There are few additional steps to configure autoscaling on AWS:
As a best practice, we are going to use IRSA to authenticate against the AWS API. This method requires OIDC on your EKS cluster.
- Create a new IAM Role in your AWS account:
- Trust relationship (replace ACCOUNT_ID, REGION AND OIDC_ID with your EKS parameters):
{
"Version": "2012-10-17",
"Statement": [
{
"Effect": "Allow",
"Principal": {
"Federated": "arn:aws:iam::ACCOUNT_ID:oidc-provider/oidc.eks.REGION.amazonaws.com/id/OIDC_ID"
},
"Action": "sts:AssumeRoleWithWebIdentity",
"Condition": {
"StringEquals": {
"oidc.eks.REGION.amazonaws.com/id/OIDC_ID:sub": "system:serviceaccount:keda:keda-operator",
"oidc.eks.REGION.amazonaws.com/id/OIDC_ID:aud": "sts.amazonaws.com"
}
}
}
]
}
- Policy
{
"Version": "2012-10-17",
"Statement": [
{
"Sid": "AllowCloudWatchGetMetricData",
"Effect": "Allow",
"Action": "cloudwatch:GetMetricData",
"Resource": "*"
}
]
}
- Annotate the keda/keda-operator service account (replace ACCOUNT_ID and ROLE_NAME) with
eks.amazonaws.com/role-arn: arn:aws:iam::ACCOUNT_ID:role/ROLE_NAME
This will allow KEDA to assume the Role and hence fetch the Cloudwatch metrics of the AWS ALB.

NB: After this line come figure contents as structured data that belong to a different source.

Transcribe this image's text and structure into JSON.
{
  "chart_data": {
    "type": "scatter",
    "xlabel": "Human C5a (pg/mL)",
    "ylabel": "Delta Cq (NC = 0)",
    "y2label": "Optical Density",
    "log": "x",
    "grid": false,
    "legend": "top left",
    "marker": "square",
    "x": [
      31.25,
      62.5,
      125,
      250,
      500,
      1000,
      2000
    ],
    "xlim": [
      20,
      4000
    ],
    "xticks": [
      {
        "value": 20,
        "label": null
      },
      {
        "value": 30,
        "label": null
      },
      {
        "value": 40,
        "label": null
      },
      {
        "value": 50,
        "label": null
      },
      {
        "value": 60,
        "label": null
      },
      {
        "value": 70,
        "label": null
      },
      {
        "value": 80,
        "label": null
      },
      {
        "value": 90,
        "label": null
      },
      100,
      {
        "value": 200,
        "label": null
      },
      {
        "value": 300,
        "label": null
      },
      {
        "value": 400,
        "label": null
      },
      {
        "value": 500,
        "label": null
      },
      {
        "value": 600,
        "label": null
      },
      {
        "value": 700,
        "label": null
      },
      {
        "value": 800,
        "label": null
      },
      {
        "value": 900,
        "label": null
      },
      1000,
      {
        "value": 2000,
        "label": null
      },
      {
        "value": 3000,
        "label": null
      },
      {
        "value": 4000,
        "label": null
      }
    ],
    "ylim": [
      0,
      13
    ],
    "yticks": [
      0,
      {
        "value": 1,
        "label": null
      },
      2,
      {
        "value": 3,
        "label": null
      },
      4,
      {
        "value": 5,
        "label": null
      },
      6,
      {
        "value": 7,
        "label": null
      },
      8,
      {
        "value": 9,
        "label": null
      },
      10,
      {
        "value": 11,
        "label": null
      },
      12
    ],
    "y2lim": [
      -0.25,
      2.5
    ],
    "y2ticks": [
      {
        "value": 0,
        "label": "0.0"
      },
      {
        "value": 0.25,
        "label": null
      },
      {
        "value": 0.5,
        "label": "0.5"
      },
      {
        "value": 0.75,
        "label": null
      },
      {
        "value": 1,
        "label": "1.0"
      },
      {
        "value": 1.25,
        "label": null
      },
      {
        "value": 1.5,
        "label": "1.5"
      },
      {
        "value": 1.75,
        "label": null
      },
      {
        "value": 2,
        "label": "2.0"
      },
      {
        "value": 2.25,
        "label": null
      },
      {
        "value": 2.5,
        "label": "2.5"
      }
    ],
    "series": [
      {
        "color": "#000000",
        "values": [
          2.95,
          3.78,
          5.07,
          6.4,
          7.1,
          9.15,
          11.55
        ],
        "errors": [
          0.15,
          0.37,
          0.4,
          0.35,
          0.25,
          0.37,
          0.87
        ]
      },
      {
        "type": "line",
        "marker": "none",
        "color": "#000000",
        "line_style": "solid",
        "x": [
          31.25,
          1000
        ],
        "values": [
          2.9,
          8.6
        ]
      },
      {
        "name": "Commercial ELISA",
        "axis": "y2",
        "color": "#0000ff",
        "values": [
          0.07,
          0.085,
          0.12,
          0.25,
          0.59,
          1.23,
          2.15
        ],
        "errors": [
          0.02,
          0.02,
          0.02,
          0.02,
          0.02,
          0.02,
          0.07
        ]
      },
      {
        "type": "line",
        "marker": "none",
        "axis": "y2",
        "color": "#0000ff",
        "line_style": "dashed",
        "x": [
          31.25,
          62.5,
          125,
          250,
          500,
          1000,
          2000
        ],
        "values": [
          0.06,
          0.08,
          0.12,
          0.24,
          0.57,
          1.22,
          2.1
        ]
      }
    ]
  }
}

- Create a KEDA TriggerAuthentication object to tell KEDA we are going to use AWS authentication (replace YOUR_GITGUARDIAN_NAMESPACE)
---
apiVersion: keda.sh/v1alpha1
kind: TriggerAuthentication
metadata:
name: cw
namespace: YOUR_GITGUARDIAN_NAMESPACE
spec:
podIdentity:
provider: aws
identityOwner: keda
- Configure the KEDA trigger manually (here for internal-api)
You need to update dimensionValue and awsRegion
webapps:
internal_api:
autoscaling:
keda:
enabled: true
triggers:
- type: aws-cloudwatch
metadata:
namespace: AWS/ApplicationELB
dimensionName: LoadBalancer;TargetGroup
metricEndTimeOffset: "0" # default 0
metricStatPeriod: "300" # default 300
metricStat: "Average" # default "Average"

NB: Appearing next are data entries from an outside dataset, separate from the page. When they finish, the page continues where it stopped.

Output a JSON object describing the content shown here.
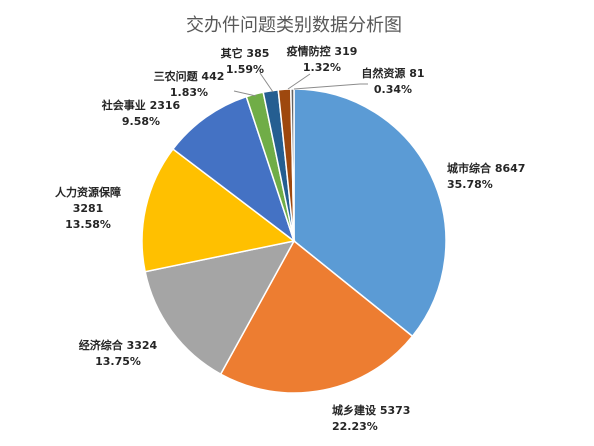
{
  "chart_data": {
    "type": "pie",
    "title": "交办件问题类别数据分析图",
    "slices": [
      {
        "name": "城市综合",
        "value": 8647,
        "percent": "35.78%",
        "value_label": "城市综合 8647",
        "color": "#5B9BD5"
      },
      {
        "name": "城乡建设",
        "value": 5373,
        "percent": "22.23%",
        "value_label": "城乡建设 5373",
        "color": "#ED7D31"
      },
      {
        "name": "经济综合",
        "value": 3324,
        "percent": "13.75%",
        "value_label": "经济综合 3324",
        "color": "#A5A5A5"
      },
      {
        "name": "人力资源保障",
        "value": 3281,
        "percent": "13.58%",
        "value_label": "人力资源保障",
        "value_number": "3281",
        "color": "#FFC000"
      },
      {
        "name": "社会事业",
        "value": 2316,
        "percent": "9.58%",
        "value_label": "社会事业 2316",
        "color": "#4472C4"
      },
      {
        "name": "三农问题",
        "value": 442,
        "percent": "1.83%",
        "value_label": "三农问题 442",
        "color": "#70AD47"
      },
      {
        "name": "其它",
        "value": 385,
        "percent": "1.59%",
        "value_label": "其它 385",
        "color": "#255E91"
      },
      {
        "name": "疫情防控",
        "value": 319,
        "percent": "1.32%",
        "value_label": "疫情防控 319",
        "color": "#9E480E"
      },
      {
        "name": "自然资源",
        "value": 81,
        "percent": "0.34%",
        "value_label": "自然资源 81",
        "color": "#636363"
      }
    ],
    "legend": "none",
    "start_angle": "12 o'clock",
    "direction": "clockwise"
  }
}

metricCollectionTime: "300" # default 300
minMetricValue: "0"
targetMetricValue: "1"
metricName: TargetResponseTime
#Parameters to update accordingly
# Here you need to indicate the Load balancer identifier and the targetgroup related to your Load balancer
dimensionValue: app/k8s-gimingresses-df6dc6292a/77eb76ffd4a58dd4;targetgroup/k8s-gautierg-internal-3060d734ea/0ddc856755effd7a
# Here indicate the region we lie in
awsRegion: "eu-west-3"
authenticationRef:
name: cw # this is the TriggerAuthentication object we've created earlier
Autoscaling Behavior
The following behavior will be applied:
- Scaling Up: If most requests to a specific API take more than 1000ms to answer, the number of replicas will be increased, provided the current number of replicas is below the specified maximum limit.
- Scaling Down: If most requests to a specific API take less than 1000ms to answer for a continuous period of 5 minutes, the number of replicas will be decreased, provided the current number of replicas is above the specified minimum limit.
KOTS-based installation
Autoscaling APIs is not supported on KOTS-based installations.

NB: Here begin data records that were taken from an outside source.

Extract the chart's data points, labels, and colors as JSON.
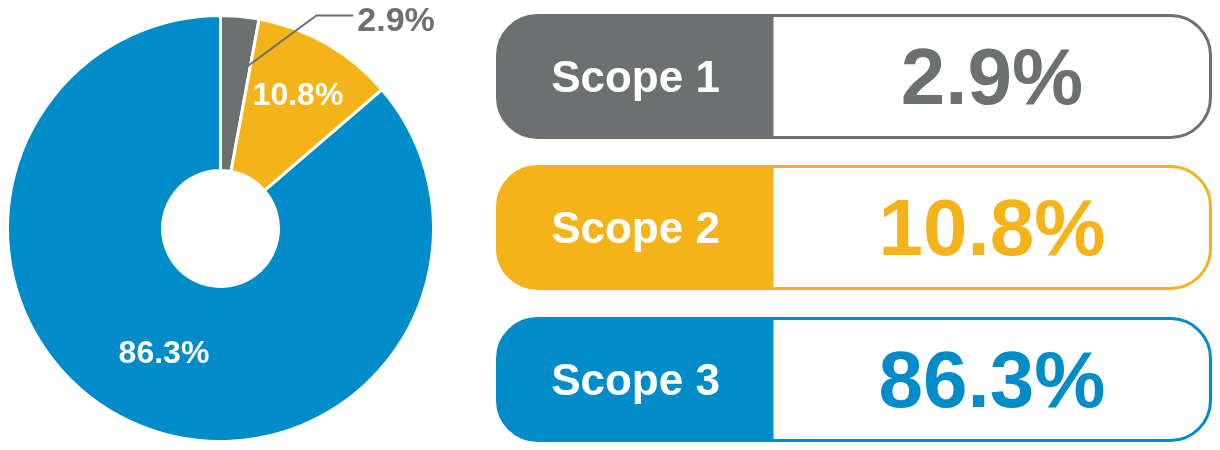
{
  "chart_data": {
    "type": "donut",
    "categories": [
      "Scope 1",
      "Scope 2",
      "Scope 3"
    ],
    "values": [
      2.9,
      10.8,
      86.3
    ],
    "colors": [
      "#6d7070",
      "#f5b31a",
      "#008cc9"
    ],
    "value_labels": [
      "2.9%",
      "10.8%",
      "86.3%"
    ],
    "legend": "right"
  }
}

Navigate under Config > Scaling in the KOTS Admin Console, you will have access to the worker scaling options.
For each worker, you can enable autoscaling by ticking the option Enable Horizontal Pod Autoscaling
, then you will be able to specify the minimum and the maximum replicas.
Helm-based installation
Customize Helm applications using your local-values.yaml
file, submitted with the helm
command.
You can enable workers/apis autoscaling by setting the following Helm values (here, we enable HPA for both "worker" worker and "public-api" api):
celeryWorkers:
worker:
autoscaling:
hpa:
enabled: true
keda:
enabled: false
minReplicas: 1
maxReplicas: 10
webapps:
public-api:
autoscaling:
hpa:
enabled: true
keda:
enabled: false
minReplicas: 1
maxReplicas: 10
You can enable Machine Learning Secret Engine autoscaling by setting the following Helm values:
secretEngine:
autoscaling:
hpa:
enabled: true
keda:
enabled: false
minReplicas: 1
maxReplicas: 2
See the values reference documentation for further details.
autoscaling.hpa.enabled
and autoscaling.keda.enabled
Helm parameters are mutualy exclusive, you must choose between hpa (using Prometheus adapter) and KEDA controller.